/ncc-tensorflow-example

Durham NCC TensorFlow example

Primary LanguagePython

Durham NCC TensorFlow example

This example is based on https://www.tensorflow.org/tutorials/keras/classification and has been adapted to work on NCC.

Creating a virtual environment and installing

Run the following commands to create a Python virtual environment and install torch in the environment.

virtualenv3 env
source env/bin/activate
pip install tensorflow-gpu

Note that every time that you would like to work on this project, you must source this environment with:

source env/bin/activate

Configuring your SLURM jobs

Have a look at the example SLURM batch file called example.slurm. This file defines how much resource to allocate to your job and how to run it. The file is divided in two parts. The first few lines starting with #SBATCH are interpreted by SLURM itself and used to determine how much resource to allocate to the job. The second part is a regular shell script which will be run on the compute node.

Running your code

To submit a job:

sbatch example.slurm

This command will send your job to the job queue and output the ID of the job.

To check the status of your job:

squeue

Look for the job id.
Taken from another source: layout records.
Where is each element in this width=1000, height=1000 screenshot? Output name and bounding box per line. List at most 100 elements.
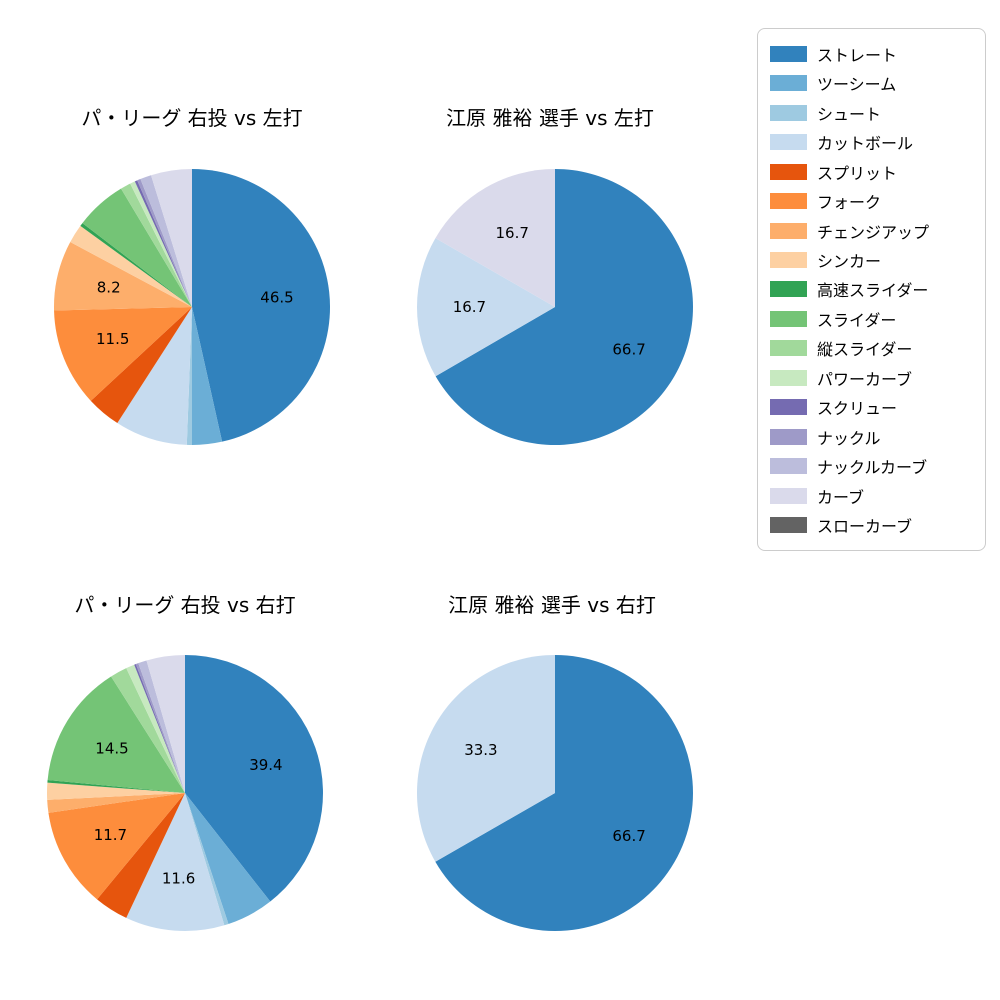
legend-label: シュート: [817, 104, 882, 124]
legend-label: カットボール: [817, 134, 914, 154]
legend-label: スローカーブ: [817, 517, 913, 537]
legend-label: フォーク: [817, 193, 882, 213]
legend-swatch: [770, 193, 807, 210]
pie-slice: [185, 793, 271, 924]
legend-swatch: [770, 458, 807, 475]
legend-label: 高速スライダー: [817, 281, 929, 301]
pie-slice: [192, 307, 223, 445]
legend-swatch: [770, 163, 807, 180]
legend-label: シンカー: [817, 252, 882, 272]
legend-swatch: [770, 428, 807, 445]
pie-slice: [117, 307, 192, 445]
legend-label: スライダー: [817, 310, 897, 330]
pie-slice: [53, 242, 192, 311]
pie-slice: [140, 175, 192, 307]
chart-title-player-vs-left: 江原 雅裕 選手 vs 左打: [446, 106, 654, 130]
pie-slice: [435, 655, 693, 931]
pie-slice: [417, 238, 555, 377]
pie-slice: [47, 780, 185, 793]
legend-label: パワーカーブ: [817, 369, 913, 389]
legend-swatch: [770, 369, 807, 386]
legend-label: チェンジアップ: [817, 222, 930, 242]
legend-swatch: [770, 222, 807, 239]
pie-slice: [135, 663, 185, 793]
legend-item: シンカー: [770, 246, 973, 274]
pie-slice: [416, 655, 555, 862]
legend-label: スクリュー: [817, 399, 898, 419]
legend-item: ナックルカーブ: [770, 452, 973, 480]
pie-slice: [80, 223, 192, 307]
pie-slice: [134, 664, 185, 793]
pie-slice: [435, 169, 693, 445]
legend-label: 縦スライダー: [817, 340, 913, 360]
pie-slice-label: 16.7: [453, 298, 486, 316]
legend-item: 縦スライダー: [770, 334, 973, 362]
pie-slice: [138, 660, 185, 793]
legend-item: パワーカーブ: [770, 364, 973, 392]
pie-slice: [146, 655, 185, 793]
pie-slice: [121, 183, 192, 307]
legend-swatch: [770, 310, 807, 327]
legend-label: ストレート: [817, 45, 898, 65]
pie-slice: [47, 793, 185, 813]
legend-item: カーブ: [770, 482, 973, 510]
chart-title-pa-league-vs-right: パ・リーグ 右投 vs 右打: [74, 593, 296, 617]
pie-slice-label: 8.2: [97, 278, 121, 296]
pie-slice-label: 16.7: [495, 224, 528, 242]
pie-slice: [47, 676, 185, 793]
pie-slice-label: 33.3: [464, 741, 497, 759]
pie-chart-player-vs-right: 66.7 33.3: [416, 655, 693, 931]
legend-item: スローカーブ: [770, 511, 973, 539]
legend-label: ツーシーム: [817, 75, 897, 95]
legend-label: ナックル: [817, 428, 881, 448]
legend-item: スプリット: [770, 158, 973, 186]
pie-slice: [97, 793, 185, 918]
pie-slice: [130, 181, 192, 307]
legend-swatch: [770, 104, 807, 121]
legend-swatch: [770, 340, 807, 357]
legend-item: カットボール: [770, 128, 973, 156]
legend-item: スクリュー: [770, 393, 973, 421]
pie-slice: [134, 180, 192, 307]
pie-slice-label: 14.5: [95, 739, 128, 757]
pie-slice: [126, 664, 185, 793]
pie-slice: [186, 307, 192, 445]
pie-slice: [54, 307, 192, 401]
pie-chart-player-vs-left: 66.7 16.7 16.7: [417, 169, 693, 445]
chart-title-player-vs-right: 江原 雅裕 選手 vs 右打: [448, 593, 656, 617]
legend-swatch: [770, 281, 807, 298]
legend-swatch: [770, 134, 807, 151]
legend-swatch: [770, 45, 807, 62]
pie-slice: [192, 169, 331, 442]
legend-item: ストレート: [770, 40, 973, 68]
pie-slice: [185, 793, 229, 926]
pie-slice: [435, 169, 555, 307]
pie-slice: [46, 782, 186, 800]
legend-label: スプリット: [817, 163, 898, 183]
pie-slice: [111, 668, 185, 793]
legend-item: ツーシーム: [770, 69, 973, 97]
legend-item: シュート: [770, 99, 973, 127]
legend-swatch: [770, 75, 807, 92]
legend-swatch: [770, 487, 807, 504]
pie-slice-label: 11.5: [96, 330, 129, 348]
pie-chart-pa-league-vs-right: 39.4 11.6 11.7 14.5: [46, 655, 323, 932]
pie-slice-label: 39.4: [249, 756, 282, 774]
legend-swatch: [770, 252, 807, 269]
pie-slice: [70, 225, 192, 307]
pie-slice: [126, 793, 225, 932]
pie-slice-label: 46.5: [260, 289, 293, 307]
pie-slice-label: 11.7: [94, 826, 127, 844]
legend-item: 高速スライダー: [770, 275, 973, 303]
pie-slice-label: 11.6: [162, 869, 195, 887]
legend-label: カーブ: [817, 487, 865, 507]
legend-item: フォーク: [770, 187, 973, 215]
pie-slice: [48, 793, 185, 900]
pie-slice: [90, 307, 192, 424]
legend-item: スライダー: [770, 305, 973, 333]
pie-slice: [82, 188, 192, 307]
legend-item: ナックル: [770, 423, 973, 451]
pie-slice-label: 66.7: [612, 827, 645, 845]
legend-label: ナックルカーブ: [817, 458, 928, 478]
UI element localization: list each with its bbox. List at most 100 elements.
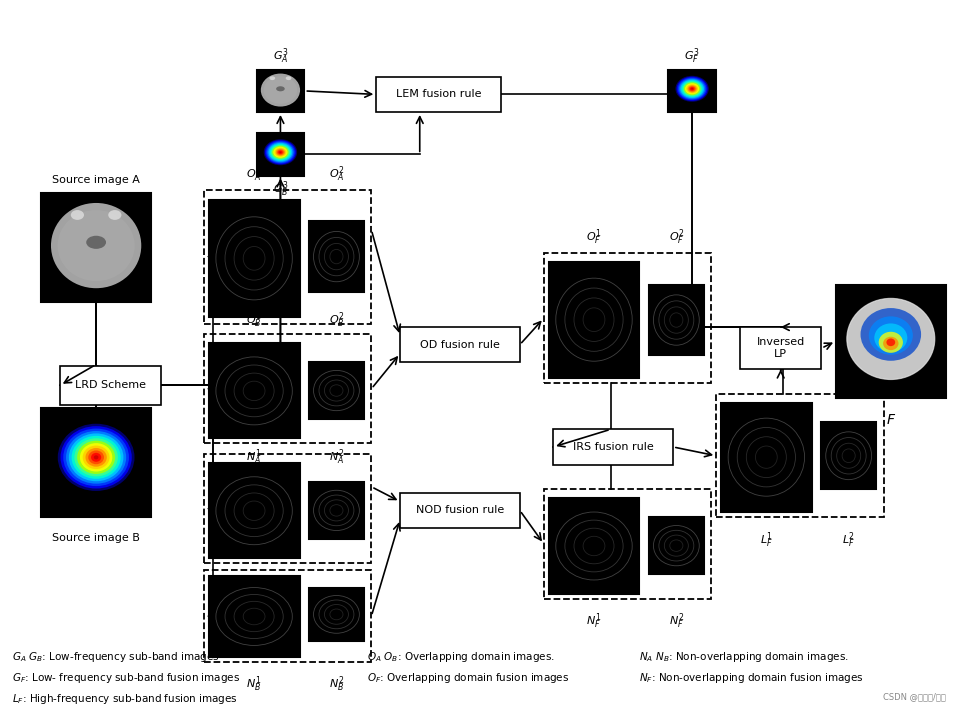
Bar — [544, 489, 712, 599]
Text: IRS fusion rule: IRS fusion rule — [573, 442, 654, 452]
Text: $G_B^3$: $G_B^3$ — [273, 180, 288, 199]
Ellipse shape — [271, 145, 290, 159]
Text: Inversed
LP: Inversed LP — [757, 338, 805, 359]
Ellipse shape — [108, 210, 121, 220]
Text: $O_B^2$: $O_B^2$ — [328, 310, 345, 330]
Text: $N_B^1$: $N_B^1$ — [247, 675, 262, 694]
Ellipse shape — [886, 338, 896, 346]
Ellipse shape — [846, 299, 935, 380]
Text: $N_A^1$: $N_A^1$ — [247, 447, 262, 466]
Ellipse shape — [266, 141, 295, 164]
Bar — [209, 201, 299, 316]
Ellipse shape — [83, 446, 110, 469]
Bar — [256, 70, 304, 112]
Bar — [668, 70, 716, 112]
Ellipse shape — [687, 84, 698, 93]
Ellipse shape — [685, 83, 699, 95]
Text: Source image A: Source image A — [52, 175, 140, 185]
Bar — [716, 394, 884, 518]
Bar — [549, 498, 639, 594]
Ellipse shape — [861, 308, 921, 360]
Ellipse shape — [869, 316, 913, 355]
Text: $O_F^1$: $O_F^1$ — [586, 228, 602, 247]
Text: NOD fusion rule: NOD fusion rule — [416, 506, 504, 515]
Ellipse shape — [89, 451, 104, 464]
Ellipse shape — [270, 144, 291, 161]
Ellipse shape — [74, 438, 117, 476]
Bar — [209, 463, 299, 558]
Text: $O_F$: Overlapping domain fusion images: $O_F$: Overlapping domain fusion images — [367, 671, 569, 685]
Ellipse shape — [61, 426, 132, 488]
Ellipse shape — [678, 77, 707, 100]
Ellipse shape — [58, 424, 135, 491]
Text: $O_F^2$: $O_F^2$ — [668, 228, 684, 247]
Text: $O_B^1$: $O_B^1$ — [247, 310, 262, 330]
Ellipse shape — [274, 148, 286, 157]
Ellipse shape — [264, 76, 298, 104]
Ellipse shape — [58, 210, 135, 281]
Text: $O_A^1$: $O_A^1$ — [247, 164, 262, 184]
Bar — [309, 588, 364, 641]
Bar — [41, 408, 151, 518]
Text: $O_A\ O_B$: Overlapping domain images.: $O_A\ O_B$: Overlapping domain images. — [367, 650, 555, 664]
Text: $O_A^2$: $O_A^2$ — [328, 164, 345, 184]
Ellipse shape — [874, 324, 907, 352]
Bar — [204, 570, 372, 662]
Text: $G_A^3$: $G_A^3$ — [273, 46, 288, 65]
Bar — [668, 70, 716, 112]
Text: $N_F^2$: $N_F^2$ — [668, 611, 684, 631]
Bar — [204, 334, 372, 444]
Ellipse shape — [77, 441, 116, 474]
Ellipse shape — [675, 76, 709, 102]
Text: $N_A\ N_B$: Non-overlapping domain images.: $N_A\ N_B$: Non-overlapping domain image… — [639, 650, 849, 664]
Bar — [721, 402, 812, 512]
Ellipse shape — [71, 210, 84, 220]
Bar — [309, 482, 364, 539]
Ellipse shape — [66, 431, 126, 483]
Bar — [377, 77, 501, 112]
Text: LRD Scheme: LRD Scheme — [75, 380, 146, 390]
Bar — [209, 343, 299, 439]
Text: $L_F^2$: $L_F^2$ — [842, 530, 855, 550]
Ellipse shape — [86, 448, 107, 466]
Ellipse shape — [883, 337, 898, 350]
Ellipse shape — [91, 453, 101, 462]
Ellipse shape — [268, 142, 294, 162]
Ellipse shape — [93, 455, 98, 459]
Text: Source image B: Source image B — [52, 533, 140, 543]
Ellipse shape — [71, 436, 120, 479]
Ellipse shape — [688, 85, 697, 92]
Text: OD fusion rule: OD fusion rule — [420, 340, 500, 350]
Bar — [204, 454, 372, 563]
Bar — [256, 133, 304, 176]
Ellipse shape — [279, 151, 281, 153]
Bar — [209, 576, 299, 657]
Ellipse shape — [275, 149, 285, 156]
Ellipse shape — [277, 149, 284, 155]
Ellipse shape — [684, 82, 700, 95]
Ellipse shape — [64, 429, 129, 486]
Ellipse shape — [80, 443, 113, 471]
Ellipse shape — [264, 139, 298, 165]
Ellipse shape — [680, 80, 704, 98]
Bar — [649, 285, 704, 356]
Bar — [61, 366, 161, 405]
Ellipse shape — [273, 146, 288, 158]
Ellipse shape — [683, 82, 702, 96]
Ellipse shape — [689, 86, 695, 92]
Ellipse shape — [269, 143, 293, 161]
Ellipse shape — [677, 77, 708, 101]
Text: $N_F$: Non-overlapping domain fusion images: $N_F$: Non-overlapping domain fusion ima… — [639, 671, 864, 685]
Bar — [256, 70, 304, 112]
Ellipse shape — [270, 76, 275, 80]
Bar — [256, 133, 304, 176]
Ellipse shape — [286, 76, 292, 80]
Bar — [821, 422, 876, 489]
Bar — [41, 193, 151, 302]
Bar — [204, 190, 372, 324]
Text: $N_F^1$: $N_F^1$ — [586, 611, 602, 631]
Text: $N_A^2$: $N_A^2$ — [328, 447, 344, 466]
Text: $G_F$: Low- frequency sub-band fusion images: $G_F$: Low- frequency sub-band fusion im… — [13, 671, 241, 685]
Bar — [649, 518, 704, 574]
Ellipse shape — [68, 434, 123, 481]
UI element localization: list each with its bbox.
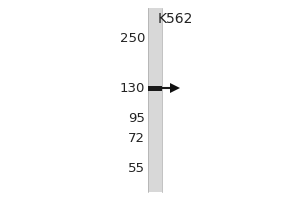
Text: K562: K562 [157, 12, 193, 26]
Text: 250: 250 [120, 31, 145, 45]
Text: 130: 130 [120, 82, 145, 95]
Text: 95: 95 [128, 112, 145, 124]
Polygon shape [170, 83, 180, 93]
Text: 55: 55 [128, 162, 145, 174]
Bar [148, 86, 162, 90]
Text: 72: 72 [128, 132, 145, 144]
Bar [148, 8, 162, 192]
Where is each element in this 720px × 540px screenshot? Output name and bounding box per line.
Note that if you can’t find your job in the list, this means that your job already completed; this often happens if there was an error early on and your job crashed within seconds of starting.

The job output is written by SLURM in a file called slurm-JOBID.out. This file is written in real time however it might be updated only once in a while if your application is caching stdio. To avoid this problem with python, python must be run with the -u option (see example.slurm).

You can also cancel a job using:

scancel JOBID

While your job is running, start the program called stop (for SLURM top). It is similar to the well known Linux tool htop but adapted to SLURM. It will show a few real-time statistics about your job. This is useful to spot issues such as: not using the GPU, underutilising the GPU, high CPU or memory usage, etc.